Inda bem que entendeste o meu afeto
E, através destas rimas, pressentiste
Meu coração que palpitava, triste,
E o mal que havia dentro em mim secreto.
Ai de mim, se de lágrimas inúteis
Estes versos banhasse, ambicionando
Das néscias turbas os aplausos fúteis!
Dou-me por pago, se um olhar lhes deres:
Fi-los pensando em ti, fi-los pensando
Na mais pura de todas as mulheres.
XII
Sonhei que me esperavas. E, sonhando,
Saí, ansioso por te ver: corria...
E tudo, ao ver-me tão depressa andando,
Soube logo o lugar para onde eu ia.
E tudo me falou, tudo! Escutando
Meus passos, através da ramaria,
Dos despertados pássaros o bando:
"Vai mais depressa! Parabéns!" dizia.
Disse o luar: "Espera! que eu te sigo:
Quero também beijar as faces dela!"
E disse o aroma: "Vai, que eu vou contigo!"

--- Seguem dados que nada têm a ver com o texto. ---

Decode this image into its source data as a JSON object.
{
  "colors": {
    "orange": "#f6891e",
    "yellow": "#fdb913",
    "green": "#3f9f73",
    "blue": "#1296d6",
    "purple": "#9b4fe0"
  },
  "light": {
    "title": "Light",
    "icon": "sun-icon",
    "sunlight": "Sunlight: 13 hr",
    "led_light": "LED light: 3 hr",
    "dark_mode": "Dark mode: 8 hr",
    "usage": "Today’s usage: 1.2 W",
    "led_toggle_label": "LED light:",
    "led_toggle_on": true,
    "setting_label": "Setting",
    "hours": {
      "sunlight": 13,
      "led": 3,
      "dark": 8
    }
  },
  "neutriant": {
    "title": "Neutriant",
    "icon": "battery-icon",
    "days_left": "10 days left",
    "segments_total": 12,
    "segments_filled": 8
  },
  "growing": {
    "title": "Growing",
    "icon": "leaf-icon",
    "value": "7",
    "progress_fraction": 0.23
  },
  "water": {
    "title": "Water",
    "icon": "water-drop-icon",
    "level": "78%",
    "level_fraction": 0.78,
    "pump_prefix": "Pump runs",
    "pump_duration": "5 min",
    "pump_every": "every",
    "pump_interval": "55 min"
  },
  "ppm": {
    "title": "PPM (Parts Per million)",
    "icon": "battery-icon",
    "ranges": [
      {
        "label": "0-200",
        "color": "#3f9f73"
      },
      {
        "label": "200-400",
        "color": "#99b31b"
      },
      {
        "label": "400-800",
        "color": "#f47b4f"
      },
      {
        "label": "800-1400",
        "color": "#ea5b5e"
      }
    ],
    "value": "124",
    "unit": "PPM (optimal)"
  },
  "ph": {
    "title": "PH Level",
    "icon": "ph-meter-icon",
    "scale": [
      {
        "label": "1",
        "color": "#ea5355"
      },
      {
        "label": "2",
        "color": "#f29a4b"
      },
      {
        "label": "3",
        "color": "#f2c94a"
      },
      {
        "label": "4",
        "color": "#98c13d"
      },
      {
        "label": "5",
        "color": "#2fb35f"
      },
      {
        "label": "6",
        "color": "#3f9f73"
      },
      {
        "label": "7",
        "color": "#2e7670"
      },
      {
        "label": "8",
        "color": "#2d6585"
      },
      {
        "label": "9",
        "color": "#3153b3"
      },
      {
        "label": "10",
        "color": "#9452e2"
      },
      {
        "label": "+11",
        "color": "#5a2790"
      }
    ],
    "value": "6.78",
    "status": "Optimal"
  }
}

E cheguei. E, ao chegar, disse uma estrela:
"Como és feliz! como és feliz, amigo,
Que de tão perto vais ouvi-la e vê-la!"
XIII
"Ora (direis) ouvir estrelas! Certo
Perdeste o senso!" E eu vos direi, no entanto,
Que, para ouvi-las, muita vez desperto
E abro as janelas, pálido de espanto...
E conversamos toda a noite, enquanto
A via-láctea, como um pálio aberto,
Cintila. E, ao vir do sol, saudoso e em pranto,
Inda as procuro pelo céu deserto.
Direis agora: "Tresloucado amigo!
Que conversas com elas? Que sentido
Tem o que dizem, quando estão contigo?"
E eu vos direi: "Amai para entendê-las!
Pois só quem ama pode ter ouvido
Capaz de ouvir e de entender estrelas".